2

I have a custom field on a WooCommerce product, and I am entering the ID of another product into it. When saving that product, I am adding a meta field to the product that was inputted, creating a "link" between them. I have this working fine, but the issue is that it adds it even it is already there.

function part_fits($post_id){


   global $post;
   global $product;

  $current_diagram_id = get_the_ID();

   if( have_rows('product_association') ):

     while( have_rows('product_association') ): the_row();

    $single_part_id = get_sub_field('part');

     add_post_meta($single_part_id, 'part_fits', $current_diagram_id);


   endwhile;

      endif;



 }

Is there a way I can check if that exact key and value already exists and only add it if it does not?

2
  • 1
    I do not understand, what's the harm if you just use update_post_meta()? It will create the meta if it does not exist or update current one automatically. Am I missing something? Sep 21, 2016 at 23:40
  • @AhmedMahdi probably the issue is just that, (add_post_meta instead of update_post_meta) you should post that as an answer...
    – gmazzap
    Sep 21, 2016 at 23:49

4 Answers 4

4

It looks like you need to use update_post_meta()

https://codex.wordpress.org/Function_Reference/update_post_meta

Source: WP Codex

The function update_post_meta() updates the value of an existing meta key (custom field) for the specified post.

This may be used in place of add_post_meta() function. The first thing this function will do is make sure that $meta_key already exists on $post_id. If it does not, add_post_meta($post_id, $meta_key, $meta_value) is called instead and its result is returned.
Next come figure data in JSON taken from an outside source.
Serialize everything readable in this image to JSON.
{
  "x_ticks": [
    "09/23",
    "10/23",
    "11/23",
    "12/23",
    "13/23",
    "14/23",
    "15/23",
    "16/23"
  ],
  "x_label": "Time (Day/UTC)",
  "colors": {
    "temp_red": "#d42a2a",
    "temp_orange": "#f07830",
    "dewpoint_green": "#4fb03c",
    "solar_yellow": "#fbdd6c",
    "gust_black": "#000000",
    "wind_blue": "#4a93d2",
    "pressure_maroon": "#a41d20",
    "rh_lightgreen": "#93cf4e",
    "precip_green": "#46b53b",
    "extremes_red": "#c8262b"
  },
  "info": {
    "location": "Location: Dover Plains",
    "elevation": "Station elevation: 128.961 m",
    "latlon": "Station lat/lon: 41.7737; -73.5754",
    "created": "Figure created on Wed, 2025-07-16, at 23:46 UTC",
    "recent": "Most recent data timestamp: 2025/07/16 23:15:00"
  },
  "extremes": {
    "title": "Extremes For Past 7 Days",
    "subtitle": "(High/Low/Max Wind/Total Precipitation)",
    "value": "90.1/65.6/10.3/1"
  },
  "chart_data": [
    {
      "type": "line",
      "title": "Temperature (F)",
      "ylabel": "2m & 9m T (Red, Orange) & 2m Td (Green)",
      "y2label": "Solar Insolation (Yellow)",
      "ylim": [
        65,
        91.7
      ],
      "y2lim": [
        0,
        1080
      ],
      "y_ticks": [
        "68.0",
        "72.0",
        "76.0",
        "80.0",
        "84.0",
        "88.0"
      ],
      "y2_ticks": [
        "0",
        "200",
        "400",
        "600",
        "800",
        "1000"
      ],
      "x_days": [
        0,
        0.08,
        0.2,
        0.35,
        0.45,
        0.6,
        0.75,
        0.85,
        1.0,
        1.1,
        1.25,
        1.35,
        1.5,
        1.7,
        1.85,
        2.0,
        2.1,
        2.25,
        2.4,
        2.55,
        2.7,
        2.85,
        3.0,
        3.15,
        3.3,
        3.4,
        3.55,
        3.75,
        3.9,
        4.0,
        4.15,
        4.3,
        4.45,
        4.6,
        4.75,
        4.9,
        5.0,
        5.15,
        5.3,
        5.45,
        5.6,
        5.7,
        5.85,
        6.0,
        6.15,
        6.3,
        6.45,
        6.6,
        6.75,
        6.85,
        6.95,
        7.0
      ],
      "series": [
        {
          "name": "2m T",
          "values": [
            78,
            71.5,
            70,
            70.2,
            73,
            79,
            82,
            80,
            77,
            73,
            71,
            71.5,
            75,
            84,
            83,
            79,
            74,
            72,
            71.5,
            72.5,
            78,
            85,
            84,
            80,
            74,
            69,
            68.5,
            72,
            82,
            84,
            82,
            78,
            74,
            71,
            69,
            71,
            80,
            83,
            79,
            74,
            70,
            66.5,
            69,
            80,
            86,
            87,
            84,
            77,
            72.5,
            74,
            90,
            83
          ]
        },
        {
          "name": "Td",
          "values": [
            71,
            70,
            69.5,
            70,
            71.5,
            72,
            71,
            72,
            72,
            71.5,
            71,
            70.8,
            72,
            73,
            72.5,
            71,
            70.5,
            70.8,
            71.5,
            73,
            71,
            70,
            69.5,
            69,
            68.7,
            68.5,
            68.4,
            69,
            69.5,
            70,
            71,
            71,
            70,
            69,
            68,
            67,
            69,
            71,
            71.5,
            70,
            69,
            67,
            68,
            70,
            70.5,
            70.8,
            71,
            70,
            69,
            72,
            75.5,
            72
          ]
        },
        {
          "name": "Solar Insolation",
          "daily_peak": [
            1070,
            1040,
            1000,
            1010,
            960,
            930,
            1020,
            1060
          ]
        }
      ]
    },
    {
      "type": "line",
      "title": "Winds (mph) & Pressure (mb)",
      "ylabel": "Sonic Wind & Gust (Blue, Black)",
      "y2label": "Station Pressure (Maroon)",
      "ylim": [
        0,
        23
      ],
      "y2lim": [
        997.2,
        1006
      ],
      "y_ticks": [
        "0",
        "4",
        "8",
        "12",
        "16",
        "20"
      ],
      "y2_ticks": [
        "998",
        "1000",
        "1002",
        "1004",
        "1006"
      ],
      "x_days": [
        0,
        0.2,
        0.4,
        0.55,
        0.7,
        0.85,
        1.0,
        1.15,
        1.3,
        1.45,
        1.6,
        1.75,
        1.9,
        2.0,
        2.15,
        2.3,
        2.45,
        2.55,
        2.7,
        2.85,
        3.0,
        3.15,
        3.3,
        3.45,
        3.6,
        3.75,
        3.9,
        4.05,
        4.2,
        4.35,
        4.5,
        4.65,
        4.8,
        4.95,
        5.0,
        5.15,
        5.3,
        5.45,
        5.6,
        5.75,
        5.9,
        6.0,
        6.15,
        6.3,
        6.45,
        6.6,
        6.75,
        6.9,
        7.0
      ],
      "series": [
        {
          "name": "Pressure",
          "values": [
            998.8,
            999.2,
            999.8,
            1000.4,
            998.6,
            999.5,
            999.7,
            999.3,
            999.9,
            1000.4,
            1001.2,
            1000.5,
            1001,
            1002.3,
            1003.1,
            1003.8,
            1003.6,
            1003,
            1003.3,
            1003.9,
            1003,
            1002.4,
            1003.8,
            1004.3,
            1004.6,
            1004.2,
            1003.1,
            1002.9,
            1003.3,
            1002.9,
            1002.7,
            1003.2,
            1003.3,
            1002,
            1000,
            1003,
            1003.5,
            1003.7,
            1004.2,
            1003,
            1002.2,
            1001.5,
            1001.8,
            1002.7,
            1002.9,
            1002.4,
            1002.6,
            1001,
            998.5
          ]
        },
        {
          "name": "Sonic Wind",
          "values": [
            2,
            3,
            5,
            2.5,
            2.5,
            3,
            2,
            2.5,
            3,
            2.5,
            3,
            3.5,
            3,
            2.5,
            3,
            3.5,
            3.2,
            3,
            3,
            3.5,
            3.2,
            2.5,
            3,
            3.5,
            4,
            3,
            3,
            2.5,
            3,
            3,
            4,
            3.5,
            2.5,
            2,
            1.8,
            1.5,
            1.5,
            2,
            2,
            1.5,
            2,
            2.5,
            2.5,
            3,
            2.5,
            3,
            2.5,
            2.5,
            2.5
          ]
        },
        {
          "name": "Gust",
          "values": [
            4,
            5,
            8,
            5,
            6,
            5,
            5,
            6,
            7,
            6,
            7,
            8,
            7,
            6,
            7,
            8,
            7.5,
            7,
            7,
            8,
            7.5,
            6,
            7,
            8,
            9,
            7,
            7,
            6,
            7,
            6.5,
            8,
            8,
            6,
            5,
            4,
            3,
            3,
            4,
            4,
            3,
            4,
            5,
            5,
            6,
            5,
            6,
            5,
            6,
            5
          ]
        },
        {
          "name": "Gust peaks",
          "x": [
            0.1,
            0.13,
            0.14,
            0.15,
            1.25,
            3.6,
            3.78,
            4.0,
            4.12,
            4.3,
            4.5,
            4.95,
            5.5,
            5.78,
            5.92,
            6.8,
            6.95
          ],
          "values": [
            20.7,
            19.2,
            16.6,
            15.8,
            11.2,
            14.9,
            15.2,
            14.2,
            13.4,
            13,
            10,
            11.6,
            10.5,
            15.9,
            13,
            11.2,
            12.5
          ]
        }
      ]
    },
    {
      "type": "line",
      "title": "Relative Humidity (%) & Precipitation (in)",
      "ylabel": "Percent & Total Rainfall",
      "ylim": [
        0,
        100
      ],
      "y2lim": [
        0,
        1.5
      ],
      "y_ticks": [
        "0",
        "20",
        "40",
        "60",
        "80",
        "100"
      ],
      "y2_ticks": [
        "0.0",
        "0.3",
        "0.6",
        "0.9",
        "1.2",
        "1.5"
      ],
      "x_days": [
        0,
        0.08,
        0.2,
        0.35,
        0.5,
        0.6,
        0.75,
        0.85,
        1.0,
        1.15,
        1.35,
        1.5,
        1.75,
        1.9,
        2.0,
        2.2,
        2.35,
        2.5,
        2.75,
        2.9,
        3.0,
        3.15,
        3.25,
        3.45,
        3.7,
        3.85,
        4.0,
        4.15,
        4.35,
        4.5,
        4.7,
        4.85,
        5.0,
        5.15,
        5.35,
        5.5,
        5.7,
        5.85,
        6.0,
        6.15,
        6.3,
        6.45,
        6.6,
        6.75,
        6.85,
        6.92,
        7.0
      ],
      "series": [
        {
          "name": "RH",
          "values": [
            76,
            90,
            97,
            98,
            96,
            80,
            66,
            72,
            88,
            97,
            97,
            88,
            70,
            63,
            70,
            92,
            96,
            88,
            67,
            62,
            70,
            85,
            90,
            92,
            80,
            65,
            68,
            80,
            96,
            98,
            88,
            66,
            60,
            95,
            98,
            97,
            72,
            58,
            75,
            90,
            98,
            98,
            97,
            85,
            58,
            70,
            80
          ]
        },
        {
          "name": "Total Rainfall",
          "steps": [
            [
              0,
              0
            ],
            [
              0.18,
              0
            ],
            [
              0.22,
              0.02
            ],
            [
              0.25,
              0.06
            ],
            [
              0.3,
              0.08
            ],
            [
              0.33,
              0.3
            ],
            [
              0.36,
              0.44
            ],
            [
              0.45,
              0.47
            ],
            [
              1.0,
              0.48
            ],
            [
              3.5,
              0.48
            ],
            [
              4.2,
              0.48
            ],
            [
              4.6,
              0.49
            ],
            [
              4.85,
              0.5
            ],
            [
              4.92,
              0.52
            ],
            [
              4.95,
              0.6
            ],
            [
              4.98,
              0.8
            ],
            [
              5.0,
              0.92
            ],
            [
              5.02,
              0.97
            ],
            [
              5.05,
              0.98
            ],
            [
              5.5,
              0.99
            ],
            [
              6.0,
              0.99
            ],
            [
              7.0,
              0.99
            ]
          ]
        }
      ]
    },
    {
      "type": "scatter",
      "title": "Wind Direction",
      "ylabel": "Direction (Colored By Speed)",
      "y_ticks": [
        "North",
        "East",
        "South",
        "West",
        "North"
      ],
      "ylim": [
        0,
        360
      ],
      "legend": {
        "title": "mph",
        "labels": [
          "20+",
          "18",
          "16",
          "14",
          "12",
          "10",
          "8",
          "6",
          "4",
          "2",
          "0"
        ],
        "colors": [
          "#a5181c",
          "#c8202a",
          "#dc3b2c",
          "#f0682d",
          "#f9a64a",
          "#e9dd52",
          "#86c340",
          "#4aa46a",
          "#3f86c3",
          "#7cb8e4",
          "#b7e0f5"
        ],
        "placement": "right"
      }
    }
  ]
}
Returns meta_id if the meta doesn't exist, otherwise returns true on success and false on failure. It also returns false if the value submitted is the same as the value that is already in the database.

4
  • So I may be confused I guess, wouldn't update_post_meta update the value of that key even if it was different? For example, if I have a part_fits field with a value of 123 and another with a value of 1234, and if I used update_post_meta($id, 'part_fits', $value), wouldn't it not overwrite all of the meta_fields with that key? I will have multiple 'part_fits' on each post.
    – Lance
    Sep 22, 2016 at 1:00
  • If you want to read more about the difference of both functions please check the wordpress codex. are you trying to store a unique (or non-unique) meta values for that key? Sep 22, 2016 at 1:25
  • non-unique. So for example I have 5 posts, each of those post I add the id of 123 to it. I want those 5 posts to add their ids to the single post(123), but only if it is not already added. Currently it adds it either way.
    – Lance
    Sep 22, 2016 at 1:40
  • $value = get_post_meta( $id, 'key', true ); if value is not empty so that metakey already exists Sep 22, 2016 at 3:20
2

add_post_meta() has an optional fourth parameter $unique – when this is set to true, the custom field will not be added if the given key already exists among custom fields of the specified post.

The function will return false if the $unique argument was set to true and a custom field with the given key already exists.

0

I would use the $product->meta_exists function, like this:

if( !$product->meta_exists( $key ) ) {
  if( $new_val !== $existing_val ) {
    $product->update_meta_data( $key, $new_val );
  }
}

p.s. Don't forget to save changes:

$product->save_meta_data();
0

That one sentence:

  • "It also returns false if the value submitted is the same as the value that is already in the database."

...is incredibly important (thanks Ahmed Fouad), because it is entirely counter-intuitive! You would reasonably expect an update of the database to return success (true) when the action is not a genuine failure. But here Wordpress gives failure (false) when the data is unchanged. This had me fooled completely, because it is NOT mentioned in the codex, except in the contributed notes!

Would you not expect "failure" to mean failure to reach the database?

As a result I am using a short function to wrap up the problem:

function check_update_post_meta( $postid, $key, $value ) {
    // Get the single/first value of this key in this post's meta
    $response = get_post_meta( $postid, $key, true );
    if ($response == $value) {
        // If the value is already set return true
        return true;
    } else {
        // Replace the old value with the new, or add a key into the db
        $response = update_post_meta( $postid, $key, $value );
    }
    return $response;
    // Now 'false' means a failure to reach the database
    // Now 'true' means the data now exists in the database without or with changes
    // A return int>0 means a new record with this ID was added
    // Note: It's not possible that the ID=1 when calling this function from within a post.